There is much well-deserved angst about the slowdown in the pace of physical infrastructure in America today. As just one example, we don’t have high-speed rail not because the economics are bad or the technology isn’t ready (France is laughs at us there), but because of politics. Can you just imagine the federal government exercising massive eminent domain and clearing people off their property, sometimes by force, to build high-speed rail lines in 2019? Obviously not, but that’s how we got the highway system, not to mention your favorite national park. For there to be winners, there have to be losers, too.
Yet it seems to me that most of those who decry the slowdown of Progress are those who could be said to have “lost” from the Rights Revolutions – wealthy, white hetero men. Many of those people, of course, would gladly acknowledge the value of the steps towards Progress those revolutions represented. And yet today, “Progress” does not, in their eyes, mean making new, and different, political choices. Rather, it’s presented as some sort of gauzy project of academic study, likely because they believe this will cause less conflict.

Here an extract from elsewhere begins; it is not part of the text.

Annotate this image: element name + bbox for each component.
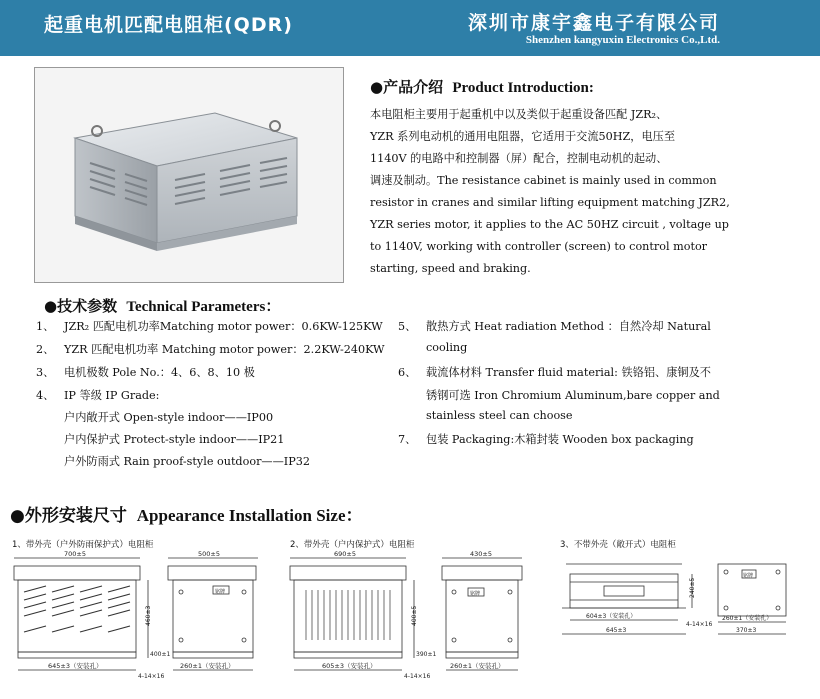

But conflict is inevitable, as we see today. The epidemic of gun violence we are living through strikes me as one of the most obvious examples of Progress denied. We are unable to live without fear of being the victim of a mass shooting because one group’s freedoms are deemed as outweighing another’s – for now.
America in 2019 is a place that can produce incredible feats of engineering, like a self-landing robotic rocketship and supersonic autonomous missiles (whose idea were those, by the way?), but which will not guarantee all its residents the basic necessities of life, despite possessing the ample resources to do so. Those are political choices inherited from a deeply painful national history that involves far more discrimination and oppression than not.
“Progress” today would look more like a massive program of housing construction that helped all Americans secure a place to live. It would be universal healthcare, childcare, postal banking and a regulatory regime that served people and not banks. And it would certainly involve choosing to value the safety of the population over a small minority’s fetish for guns.
There is nothing that “causes” Progress. Fields like economics and history are already deeply informative about the conditions for and patterns of things like social movements and economic models. But talking about Progress without centering on the political choices which make it possible is like discussing mathematics without numbers – it’s just meaningless theorizing.
Don’t kid yourself – there is no non-political Progress out there to be discovered. In a highly complex and interconnected human society, all Progress is political, and thus controversial. And we are in dire need for some new political choices to be made, and by new leaders. Engage with that fact. Because Progress does not fall from the sky.